Var (Variance) = ∑(Top 100 Crypto Price Change at N)^2 / (24 * 100)

So, considering the top 100 coins:

  • ∑ is the summation sign – that is, you sum all values that follow;
  • N is the specific hour;
  • The price change is calculated as the difference between the opening price and the price of that crypto at N;
  • 24 represents the number of hours in a day – as we said, Top Crypto Coin Price calculates daily volatility.

Also, in this case, you’ll find a short recap according to the timeframe you choose.

How to read the crypto volatility charts

Top Crypto Coin Price shows you colored bars that will show you at a glance what’s the level of volatility of the crypto market:

  • Dark red: very high volatility;
  • Red: high volatility;
  • Dark red: very high volatility;
  • Yellow: medium volatility;
  • Green: low volatility.

You’ll also find a section dedicated to single cryptocurrencies between the charts, which you can easily navigate thanks to the search bar.

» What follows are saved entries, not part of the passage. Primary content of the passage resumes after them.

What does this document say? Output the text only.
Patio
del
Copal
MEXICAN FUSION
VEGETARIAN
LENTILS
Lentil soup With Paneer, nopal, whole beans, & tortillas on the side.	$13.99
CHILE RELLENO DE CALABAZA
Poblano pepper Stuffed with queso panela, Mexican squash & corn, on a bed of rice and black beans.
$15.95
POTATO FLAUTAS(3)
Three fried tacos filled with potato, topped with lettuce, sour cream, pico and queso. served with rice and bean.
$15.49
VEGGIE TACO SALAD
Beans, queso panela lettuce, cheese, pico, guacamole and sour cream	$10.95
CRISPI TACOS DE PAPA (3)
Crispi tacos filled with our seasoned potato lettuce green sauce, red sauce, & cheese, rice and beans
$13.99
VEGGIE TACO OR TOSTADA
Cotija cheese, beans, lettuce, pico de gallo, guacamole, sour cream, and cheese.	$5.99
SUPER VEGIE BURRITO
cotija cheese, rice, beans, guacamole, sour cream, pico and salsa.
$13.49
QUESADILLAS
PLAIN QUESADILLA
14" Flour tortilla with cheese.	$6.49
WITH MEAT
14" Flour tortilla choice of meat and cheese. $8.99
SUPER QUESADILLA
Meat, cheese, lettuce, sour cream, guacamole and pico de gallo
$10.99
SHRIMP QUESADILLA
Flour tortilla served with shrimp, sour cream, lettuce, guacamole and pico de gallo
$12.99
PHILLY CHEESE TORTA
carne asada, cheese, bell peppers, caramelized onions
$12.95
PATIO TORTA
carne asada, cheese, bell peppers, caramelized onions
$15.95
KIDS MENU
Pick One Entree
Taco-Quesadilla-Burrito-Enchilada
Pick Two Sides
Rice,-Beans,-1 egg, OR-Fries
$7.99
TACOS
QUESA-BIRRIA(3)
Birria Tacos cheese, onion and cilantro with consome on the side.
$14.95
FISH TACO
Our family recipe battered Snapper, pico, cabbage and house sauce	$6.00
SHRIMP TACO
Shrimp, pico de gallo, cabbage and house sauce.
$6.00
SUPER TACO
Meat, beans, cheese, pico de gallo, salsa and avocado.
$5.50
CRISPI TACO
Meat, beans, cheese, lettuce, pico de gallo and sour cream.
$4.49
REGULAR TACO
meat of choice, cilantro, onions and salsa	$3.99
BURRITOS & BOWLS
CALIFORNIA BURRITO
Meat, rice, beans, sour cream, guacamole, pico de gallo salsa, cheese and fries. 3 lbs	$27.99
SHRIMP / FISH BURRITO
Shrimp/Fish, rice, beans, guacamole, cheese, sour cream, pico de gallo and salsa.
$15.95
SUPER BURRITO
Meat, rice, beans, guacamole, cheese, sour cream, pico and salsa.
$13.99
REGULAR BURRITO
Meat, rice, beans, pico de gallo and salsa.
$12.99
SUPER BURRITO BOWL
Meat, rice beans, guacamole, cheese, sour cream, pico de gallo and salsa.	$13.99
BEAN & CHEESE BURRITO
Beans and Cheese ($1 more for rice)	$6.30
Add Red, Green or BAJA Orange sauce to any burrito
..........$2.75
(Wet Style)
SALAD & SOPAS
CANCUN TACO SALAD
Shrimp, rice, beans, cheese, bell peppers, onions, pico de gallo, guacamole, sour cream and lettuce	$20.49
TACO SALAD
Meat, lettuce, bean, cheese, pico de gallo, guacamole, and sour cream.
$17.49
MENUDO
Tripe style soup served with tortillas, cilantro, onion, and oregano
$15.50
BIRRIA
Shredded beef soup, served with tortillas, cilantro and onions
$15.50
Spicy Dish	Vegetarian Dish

Top volatile cryptos of the past week

Coin Last Price Change (%)
HBAR HBAR Hedera $0.10634 13.93
W W Wormhole $0.6473 8.53
BONK BONK Bonk $0.0000255601 7
AR AR Arweave $36.92 6.99
PEPE PEPE Pepe $0.00000746 6.74

Volatility is a helpful indicator to measure price variations easily. The crypto market is more volatile than the stock market – even if some projects use mechanisms to reduce it – because of the fewer participants.

Every trader has specific strategies: those who prefer low volatility to keep a stable portfolio, those who prefer speculation, those who diversify their portfolios by adding cryptos with different levels of volatility. The volatility index will tell you how risky an asset is, and Top Crypto Coin Price will also allow you to get short-term info that you won’t find elsewhere.